Vogt T.,Leibniz Institute of Plant Biochemistry
Molecular Plant | Year: 2010
The general phenylpropanoid metabolism generates an enormous array of secondary metabolites based on the few intermediates of the shikimate pathway as the core unit. The resulting hydroxycinnamic acids and esters are amplified in several cascades by a combination of reductases, oxygenases, and transferases to result in an organ and developmentally specific pattern of metabolites, characteristic for each plant species. During the last decade, methodology driven targeted and non-targeted approaches in several plant species have enabled the identification of the participating enzymes of this complex biosynthetic machinery, and revealed numerous genes, enzymes, and metabolites essential for regulation and compartmentation. Considerable success in structural and computational biology, combined with the analytical sensitivity to detect even trace compounds and smallest changes in the metabolite, transcript, or enzyme pattern, has facilitated progress towards a comprehensive view of the plant response to its biotic and abiotic environment.

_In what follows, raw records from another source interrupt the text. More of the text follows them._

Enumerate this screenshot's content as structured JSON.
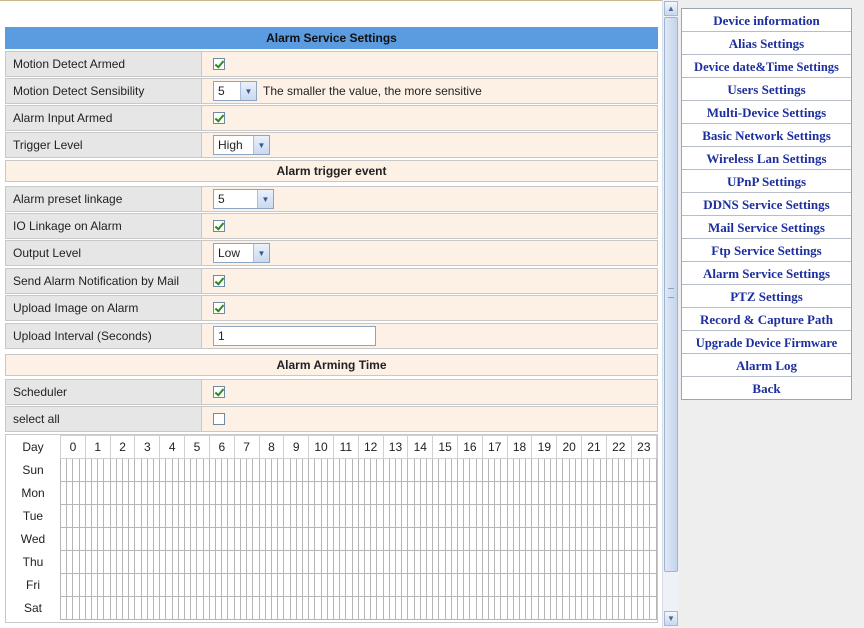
{
  "settings": {
    "title": "Alarm Service Settings",
    "motion_detect_armed": {
      "label": "Motion Detect Armed",
      "checked": true
    },
    "motion_detect_sensibility": {
      "label": "Motion Detect Sensibility",
      "value": "5",
      "hint": "The smaller the value, the more sensitive"
    },
    "alarm_input_armed": {
      "label": "Alarm Input Armed",
      "checked": true
    },
    "trigger_level": {
      "label": "Trigger Level",
      "value": "High"
    },
    "trigger_section": "Alarm trigger event",
    "alarm_preset_linkage": {
      "label": "Alarm preset linkage",
      "value": "5"
    },
    "io_linkage": {
      "label": "IO Linkage on Alarm",
      "checked": true
    },
    "output_level": {
      "label": "Output Level",
      "value": "Low"
    },
    "send_mail": {
      "label": "Send Alarm Notification by Mail",
      "checked": true
    },
    "upload_image": {
      "label": "Upload Image on Alarm",
      "checked": true
    },
    "upload_interval": {
      "label": "Upload Interval (Seconds)",
      "value": "1"
    },
    "arming_section": "Alarm Arming Time",
    "scheduler": {
      "label": "Scheduler",
      "checked": true
    },
    "select_all": {
      "label": "select all",
      "checked": false
    }
  },
  "schedule": {
    "day_header": "Day",
    "hours": [
      "0",
      "1",
      "2",
      "3",
      "4",
      "5",
      "6",
      "7",
      "8",
      "9",
      "10",
      "11",
      "12",
      "13",
      "14",
      "15",
      "16",
      "17",
      "18",
      "19",
      "20",
      "21",
      "22",
      "23"
    ],
    "days": [
      "Sun",
      "Mon",
      "Tue",
      "Wed",
      "Thu",
      "Fri",
      "Sat"
    ]
  },
  "menu": {
    "items": [
      "Device information",
      "Alias Settings",
      "Device date&Time Settings",
      "Users Settings",
      "Multi-Device Settings",
      "Basic Network Settings",
      "Wireless Lan Settings",
      "UPnP Settings",
      "DDNS Service Settings",
      "Mail Service Settings",
      "Ftp Service Settings",
      "Alarm Service Settings",
      "PTZ Settings",
      "Record & Capture Path",
      "Upgrade Device Firmware",
      "Alarm Log",
      "Back"
    ]
  }
}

Transgenic approaches have been used to reveal insights into an apparently redundant gene and enzyme pattern required for functional integrity and plasticity of the various phenylpropanoid biosynthetic pathways. Nevertheless, the function and impact of all members of a gene family remain to be completely established. This review aims to give an update on the various facets of the general phenylpropanoid pathway, which is not only restricted to common lignin or flavonoid biosynthesis, but feeds into a variety of other aromatic metabolites like coumarins, phenolic volatiles, or hydrolyzable tannins.